Rote Responses to Fuentes Will Not Suffice

In order to “come to grips” with the podcaster Nick Fuentes, Daniel Mahoney in his latest article for the American Mind rightly calls for “sober evaluation from a critical distance,” but his own response is at best insufficient. A robust rejoinder to Fuentes demands more than reified appeals to Churchill.

Mahoney simply does not seem to take his opponent seriously. His familiarity with Fuentes seems limited to decontextualized soundbites.  He is hoodwinked by Fuentes’s trolling and youthful antics, attributing to him a somewhat paradoxical weakness for both Hitler and Stalin (and harping on the latter’s atrocities, as if Fuentes is somehow unaware of them). He ignores how Fuentes’s and the lifestyle influencer Andrew Tate’s visions contrast and incorrectly conflates Fuentes’s brand of Catholicism and the “new pagan Right.” He seems not to realize that Burkean platitudes are unpersuasive under our antiracist constitution, or that unironic pleas to “authentic Americans” and “true conservatives” appear preposterous to young men who have seen the wholesale cheapening of American identity and reckon there is little left of America to conserve.

Mahoney approaches subjects like neoconservatism and the Russo–Ukrainian war with insight and nuance, but the refusal to take seriously the more substantive and timely issues raised by Fuentes—and, similarly, the tendency of others to discount Fuentes’s ideology as mere rebellion—will only further alienate the marginalized and disaffected young men who follow him.

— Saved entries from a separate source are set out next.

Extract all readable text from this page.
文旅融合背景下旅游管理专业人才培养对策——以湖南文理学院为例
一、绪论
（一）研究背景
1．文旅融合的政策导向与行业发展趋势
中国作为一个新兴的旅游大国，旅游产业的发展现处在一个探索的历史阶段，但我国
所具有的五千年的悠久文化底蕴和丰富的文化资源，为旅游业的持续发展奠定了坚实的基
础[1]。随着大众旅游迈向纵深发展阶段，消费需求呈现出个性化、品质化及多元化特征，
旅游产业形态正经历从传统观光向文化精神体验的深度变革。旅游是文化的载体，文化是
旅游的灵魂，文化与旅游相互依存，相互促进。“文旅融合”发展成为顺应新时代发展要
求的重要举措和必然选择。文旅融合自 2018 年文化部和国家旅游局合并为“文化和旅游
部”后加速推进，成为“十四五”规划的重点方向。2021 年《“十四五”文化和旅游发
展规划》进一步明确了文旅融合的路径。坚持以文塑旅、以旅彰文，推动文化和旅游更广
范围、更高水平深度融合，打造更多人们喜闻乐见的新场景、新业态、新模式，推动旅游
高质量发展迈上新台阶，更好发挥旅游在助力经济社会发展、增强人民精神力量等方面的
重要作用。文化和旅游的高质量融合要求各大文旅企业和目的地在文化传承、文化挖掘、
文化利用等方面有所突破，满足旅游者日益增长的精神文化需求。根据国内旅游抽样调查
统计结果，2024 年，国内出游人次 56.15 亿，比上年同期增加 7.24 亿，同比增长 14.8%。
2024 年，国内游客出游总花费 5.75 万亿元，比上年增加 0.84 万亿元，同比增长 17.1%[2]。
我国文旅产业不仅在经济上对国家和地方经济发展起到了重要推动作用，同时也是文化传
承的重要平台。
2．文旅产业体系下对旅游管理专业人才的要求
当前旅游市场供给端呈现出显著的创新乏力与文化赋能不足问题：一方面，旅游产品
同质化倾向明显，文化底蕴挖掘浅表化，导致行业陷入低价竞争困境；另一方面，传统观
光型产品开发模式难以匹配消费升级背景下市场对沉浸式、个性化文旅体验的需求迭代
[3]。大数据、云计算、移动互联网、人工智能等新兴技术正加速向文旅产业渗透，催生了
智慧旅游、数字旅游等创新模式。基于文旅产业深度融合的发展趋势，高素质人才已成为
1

Leo Strauss described in German Nihilism how the opponents of the young German nihilists, those adolescents who mounted a moral protest against liberal democracy and the prospect of a universal and homogenous state, committed a “grave mistake.” They

believed to have refuted the No by refuting the Yes, i.e. the inconsistent, if not silly, positive assertions of the young men. But one cannot refute what one has not thoroughly understood. And many opponents did not even try to understand the ardent passion underlying the negation of the present world and its potentialities. As a consequence, the very refutations confirmed the nihilists in their belief; all these refutations seemed to beg the question; most of the refutations seemed to consist of pueris decantata, of repetitions of things which the young people knew already by heart. Those young men had come to doubt seriously, and not merely methodically or methodologically, the principles of modern civilisation; the great authorities of that civilisation did no longer impress them; it was evident that only such opponents would have been listened to who knew that doubt from their own experience, who through years of hard and independent thinking had overcome it.

An effective refutation of Fuentes would not simply exalt Churchill, but distinguish between his transhistorical magnanimity and his historical and all-too-human shortcomings. It would not imply that National Socialism posed a threat to “Western civilization” without explaining how it posed a threat. It would not appear to minimize Israeli ethnonationalism or to conflate anti-Semitism and anti-Zionism, no matter how “militant, obsessive, and emotionally charged” the latter might be. It would not mistake Fuentes’s moral protest for mere rebellion, and it certainly would not from its position of relative comfort dismiss his daring as only “skin deep.”

An effective refutation would address the substantial questions raised directly and indirectly by Fuentes’s polemics. How do diversity and particularity differ? Are Roman Catholicism and particularity consonant? What about Roman Catholicism and the American way of life? Are moral actions justifiable as such, or should they be judged in light of their consequences? Is meritocracy possible under multiculturalism, or is ethnic nepotism intrinsic to human nature? Under what circumstances, if any, is it just to champion the national or ethnic identity of one political community but not another? Is it possible to be both a dual citizen and a good citizen? Is Israel, viewed in a certain light, postliberal? Does Israel feature prominently in both right- and left-wing discourse because it so brightly illuminates the contradictions within postwar liberalism? Have the deracinated youths of the West fashioned a chalice out of Israel into which they pour their struggles with identity, belonging, and meaning?

We must confront these and other questions unflinchingly if we are to reach disaffected young men. Mahoney is correct that they have “grown up in a culture afflicted by many false pieties,” but he is wrong to attribute all false pieties to the left. Many originated within conservatism and are promulgated to this day by conservatives. It is no wonder that Fuentes and his followers—the rootless progeny of an immoderate “age of the adolescence”—have come to question all received opinions. What they need are “old-fashioned teachers . . . undogmatic enough to understand the aspirations of their pupils”—teachers who can “explain to them in articulate language the positive, and not merely destructive, meaning of their aspirations.” Only then might they be receptive to an education in moderation and the other virtues.

None of this is to deny the odious stench of ressentiment that pervades Fuentes’s speech, his dubious personal motivations, or his aspirations for power. But kneejerk recitations of liberal orthodoxy and the synonymous charge of “willful and systematic distortion of empirical realities” will not accomplish much, given the depth and severity of the problem. They may in fact compound the problem. But, unlike the interwar Germans, we still count among us a few teachers of the old breed. Now is their time.